Craigslist founder Craig Newmark rejects the idea his website helped cause journalisms financial crisis.

Credit: Caroll Taveras/The Guardian

As the Craig in Craigslist, the free online noticeboard that changed everything, Craig Newmark can surely get his hands on just about anything. His new home in Greenwich Village, New York, contains everything from an ancient Roman mosaic to 18th-century British portraits to Simpsons figurines to artworks by his beloved Leonard Cohen. But something is missing. Something vital.

"We're low on bird seed now," Newmark observes anxiously. "That's a crisis."

The scale and scope of the crisis become evident when you understand Newmark's ornithological obsession. During an hour-long conversation, his eye keeps wandering to the small garden where mourning doves, house sparrows, cardinals, blue jays and "a hopefully limited number of pigeons" come and go. Just last night he installed a webcam so he can watch them all remotely. For good measure, there are numerous photos of birds on the walls and a papier-mache model, made by his 11-year-old nephew.

"I love birds for reasons unknown," Newmark says. "We're observing that the doves are not that nice to each other and we also see them fighting with the sparrows. The sparrows are much smaller, but the more aggressive sparrows can chase off a much larger dove. So I've named them Cersei and Daenerys."

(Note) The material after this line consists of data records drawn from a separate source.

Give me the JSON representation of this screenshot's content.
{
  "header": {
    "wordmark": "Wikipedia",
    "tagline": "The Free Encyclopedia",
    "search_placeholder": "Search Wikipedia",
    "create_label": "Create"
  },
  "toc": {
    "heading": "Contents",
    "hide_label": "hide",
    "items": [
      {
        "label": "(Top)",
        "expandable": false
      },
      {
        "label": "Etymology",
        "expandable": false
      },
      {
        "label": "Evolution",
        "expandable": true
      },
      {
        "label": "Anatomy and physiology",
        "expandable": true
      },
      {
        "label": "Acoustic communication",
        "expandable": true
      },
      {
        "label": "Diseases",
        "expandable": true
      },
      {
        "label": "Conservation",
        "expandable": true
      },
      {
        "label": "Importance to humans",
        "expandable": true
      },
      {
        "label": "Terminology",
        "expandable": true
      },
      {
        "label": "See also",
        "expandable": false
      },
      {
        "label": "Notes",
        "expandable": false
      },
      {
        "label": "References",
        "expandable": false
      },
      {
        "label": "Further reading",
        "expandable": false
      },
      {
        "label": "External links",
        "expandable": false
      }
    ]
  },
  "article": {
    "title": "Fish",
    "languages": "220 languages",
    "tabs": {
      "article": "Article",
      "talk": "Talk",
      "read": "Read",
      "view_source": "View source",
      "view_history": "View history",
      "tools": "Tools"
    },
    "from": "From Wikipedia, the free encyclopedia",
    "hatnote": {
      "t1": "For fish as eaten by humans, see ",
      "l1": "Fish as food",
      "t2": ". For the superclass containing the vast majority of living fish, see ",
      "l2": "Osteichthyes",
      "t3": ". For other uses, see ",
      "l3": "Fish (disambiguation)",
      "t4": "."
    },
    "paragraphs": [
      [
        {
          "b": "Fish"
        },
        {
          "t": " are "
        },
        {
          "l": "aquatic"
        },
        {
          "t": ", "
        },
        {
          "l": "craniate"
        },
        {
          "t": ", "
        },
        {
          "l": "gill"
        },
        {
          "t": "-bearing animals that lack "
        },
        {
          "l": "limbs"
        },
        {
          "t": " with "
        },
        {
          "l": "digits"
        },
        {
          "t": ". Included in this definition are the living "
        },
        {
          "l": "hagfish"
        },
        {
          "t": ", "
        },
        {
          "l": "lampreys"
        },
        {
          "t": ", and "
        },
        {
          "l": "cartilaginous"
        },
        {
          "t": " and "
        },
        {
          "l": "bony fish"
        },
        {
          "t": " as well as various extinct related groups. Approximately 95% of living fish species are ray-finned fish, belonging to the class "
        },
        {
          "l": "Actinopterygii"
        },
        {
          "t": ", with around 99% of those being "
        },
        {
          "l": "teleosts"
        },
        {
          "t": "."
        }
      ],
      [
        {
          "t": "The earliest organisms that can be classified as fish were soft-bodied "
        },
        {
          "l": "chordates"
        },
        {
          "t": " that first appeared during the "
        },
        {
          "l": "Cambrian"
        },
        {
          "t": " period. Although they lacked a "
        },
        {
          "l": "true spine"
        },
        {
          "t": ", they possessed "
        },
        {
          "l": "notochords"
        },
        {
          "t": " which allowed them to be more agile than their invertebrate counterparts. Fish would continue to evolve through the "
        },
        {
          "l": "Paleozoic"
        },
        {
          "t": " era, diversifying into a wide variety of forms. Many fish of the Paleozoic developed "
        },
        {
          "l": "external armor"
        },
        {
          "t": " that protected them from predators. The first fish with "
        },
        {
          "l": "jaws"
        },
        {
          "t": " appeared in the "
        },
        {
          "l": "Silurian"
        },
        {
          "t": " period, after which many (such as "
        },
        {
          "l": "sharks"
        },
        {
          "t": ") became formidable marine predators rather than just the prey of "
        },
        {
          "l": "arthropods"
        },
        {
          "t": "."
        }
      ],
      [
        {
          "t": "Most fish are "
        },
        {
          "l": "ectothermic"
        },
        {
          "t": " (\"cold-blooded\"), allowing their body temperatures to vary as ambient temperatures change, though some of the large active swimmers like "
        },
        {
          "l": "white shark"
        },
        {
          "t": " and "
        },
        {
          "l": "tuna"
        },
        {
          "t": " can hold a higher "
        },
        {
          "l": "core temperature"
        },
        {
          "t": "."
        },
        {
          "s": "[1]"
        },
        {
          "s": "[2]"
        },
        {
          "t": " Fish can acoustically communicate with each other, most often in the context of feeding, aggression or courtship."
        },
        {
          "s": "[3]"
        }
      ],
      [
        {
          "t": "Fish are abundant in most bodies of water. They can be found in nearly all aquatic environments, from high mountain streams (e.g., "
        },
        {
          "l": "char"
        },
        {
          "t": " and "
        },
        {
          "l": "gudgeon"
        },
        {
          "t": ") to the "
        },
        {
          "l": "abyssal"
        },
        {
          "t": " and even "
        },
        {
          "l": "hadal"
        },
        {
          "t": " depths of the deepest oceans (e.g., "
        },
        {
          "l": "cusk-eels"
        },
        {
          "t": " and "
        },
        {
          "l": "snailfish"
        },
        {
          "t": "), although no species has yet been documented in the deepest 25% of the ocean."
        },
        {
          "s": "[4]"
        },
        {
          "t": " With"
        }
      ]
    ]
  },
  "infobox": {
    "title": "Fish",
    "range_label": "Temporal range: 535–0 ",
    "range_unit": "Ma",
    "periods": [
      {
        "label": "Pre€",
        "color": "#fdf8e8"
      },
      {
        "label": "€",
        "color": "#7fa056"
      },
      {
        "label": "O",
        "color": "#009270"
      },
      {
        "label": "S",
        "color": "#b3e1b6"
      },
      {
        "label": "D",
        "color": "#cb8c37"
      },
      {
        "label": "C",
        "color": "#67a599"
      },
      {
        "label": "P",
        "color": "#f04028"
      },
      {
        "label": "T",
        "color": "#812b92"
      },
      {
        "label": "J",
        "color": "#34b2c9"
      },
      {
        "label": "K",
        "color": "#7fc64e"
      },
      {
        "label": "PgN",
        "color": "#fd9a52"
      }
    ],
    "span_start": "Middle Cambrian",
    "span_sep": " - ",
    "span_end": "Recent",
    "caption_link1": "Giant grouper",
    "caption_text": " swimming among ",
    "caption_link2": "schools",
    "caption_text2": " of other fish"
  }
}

It may be that Newmark feels more comfortable around feathered friends than the human variety. He is a self-declared "nerd of the old school, 1950s style", squirrel watcher and sci-fi fan who, sitting in a jacket, trousers and slippers, cheerfully admits he is "simulating" social skills. He is a computer geek who checks email obsessively and in 1995 founded Craigslist – which is, with about 50bn page views a month, one of the world's most popular websites. Now 66, he is a survivor of the age of internet idealism, before fake news and perpetual outrage cast long shadows.